Cícero sacou uma letra de câmbio em favor de Amélia, tendo designado como sacado Elísio, que acatou a ordem de pagamento. A primeira endossante realizou um endosso em preto para Dario, com proibição de novo endosso. Diante do efeito legal da cláusula de proibição de novo endosso, assinale a afirmativa correta.
A) Caso Dario realize um novo endosso, tal transferência terá efeito de cessão de crédito perante os coobrigados e efeito de endosso perante o aceitante.
B) Dario não poderá realizar novo endosso no título sob pena de desoneração de responsabilidade cambial dos coobrigados.
C) Tal qual o endosso parcial, a proibição de novo endosso é nula por restringir a responsabilidade cambiária do endossante e do sacador.
D) Amélia, embora coobrigada, não responde pelo pagamento da letra de câmbio perante os endossatários posteriores a Dario.
 
Gabarito: D
 
Cícero é o sacador e é quem emite a letra e dá a ordem.
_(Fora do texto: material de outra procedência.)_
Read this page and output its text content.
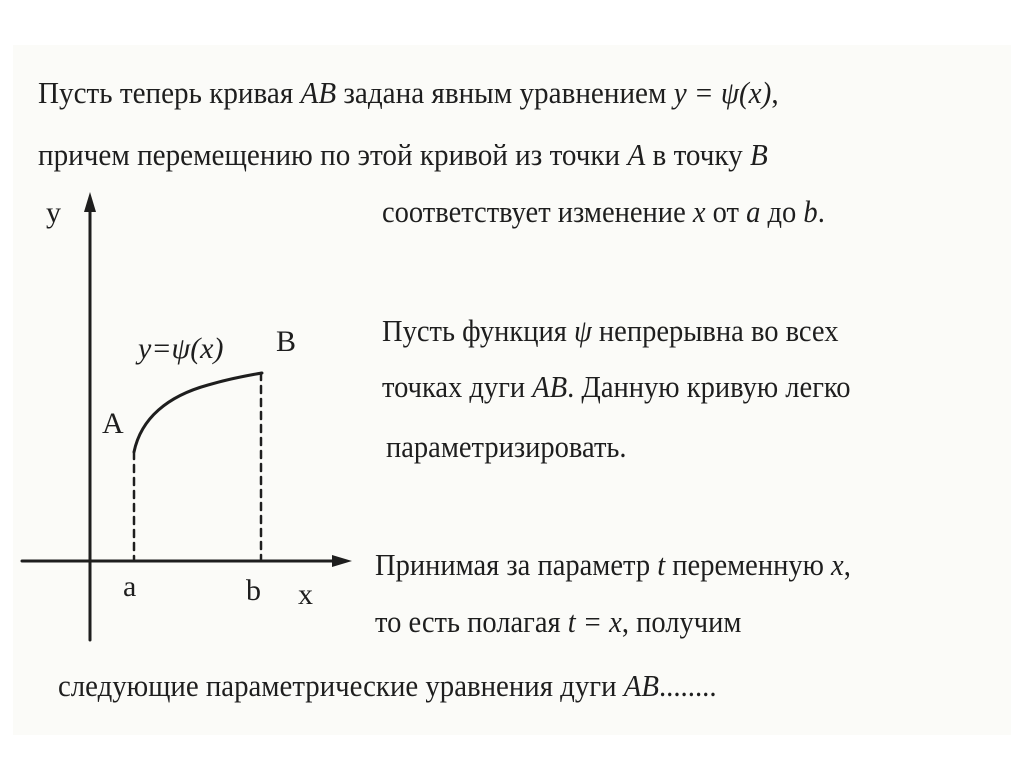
Пусть теперь кривая AB задана явным уравнением y = ψ(x),
причем перемещению по этой кривой из точки A в точку B
соответствует изменение x от a до b.
Пусть функция ψ непрерывна во всех
точках дуги AB. Данную кривую легко
параметризировать.
Принимая за параметр t переменную x,
то есть полагая t = x, получим
следующие параметрические уравнения дуги AB........
y
y=ψ(x) B
A
a	b x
Elísio é a pessoa a quem a ordem é direcionada, é o sacado. Amélia é a beneficiária ou tomadora, credora. O sacado aceitou a letra e se tornou o principal devedor. A tomadora da letra e credora, Amélia, pode endossar o título. Ela endossou o título e passou a titularidade a Dario que passa a ser o principal credor. Essa endossante coloca a cláusula de proibição de novo endosso. Essa cláusula de proibição de novo endosso acarreta uma mudança na situação jurídica do título. Caso Dario queira passar o título a outra pessoa, ele até conseguirá, mas essa transmissão não mais terá os efeitos de um endosso e sim será feita com os efeitos de uma cessão civil de crédito.
 
a) Incorreta – A transmissão de Dario, como dito, terá efeitos de cessão civil de crédito tanto em relação aos coobrigados como em relação ao aceitante.
 
b) Incorreta – Em regra, Dario não pode fazer um novo endosso, mas se fizer, não será endosso e sim haverá transmissão com os efeitos de uma cessão civil de crédito. Os coobrigados continuam responsáveis em relação a Dario, mas não serão garantidores de pagar em relação às pessoas que receberem o título depois de Dario. Os coobrigados como sacador, endossante e avalistas continuam obrigados perante os sujeitos anteriores na cadeia e perante seus avalizados.
 
c) Incorreta – A proibição de novo endosso é uma cláusula válida e prevista em lei.
 
d) Correta – Em regra, o endossante de uma letra responde e garante tanto o aceite como o pagamento da letra, entretanto, se o endossante colocar a cláusula de proibição de endosso, esse endossante não garantirá o pagamento às pessoas para quem a letra for endossada depois de Dario.
 
LUG - Artigo  15: O endossante, salvo cláusula em contrário, é garante tanto da aceitação como do pagamento da letra.
O endossante pode proibir um novo endosso, e, neste caso, não garante o pagamento às pessoas a quem a letra for posteriormente endossada.
 
 
Questão 49
 
Mostardas, Tavares & Cia Ltda. EPP requereu sua recuperação judicial tendo o pedido sido despachado pelo juiz com a nomeação de Frederico Portela como administrador judicial. Em relação à remuneração do administrador judicial, será observada a seguinte regra:
A) a remuneração não excederá 5% (cinco por cento) do valor devido aos credores submetidos à recuperação judicial.
B) caberá ao devedor arcar com as despesas relativas à remuneração do administrador judicial e das pessoas eventualmente contratadas para auxiliá-lo.
C) a remuneração deverá ser paga até o final do encerramento da verificação dos créditos e publicação do quadro de credores.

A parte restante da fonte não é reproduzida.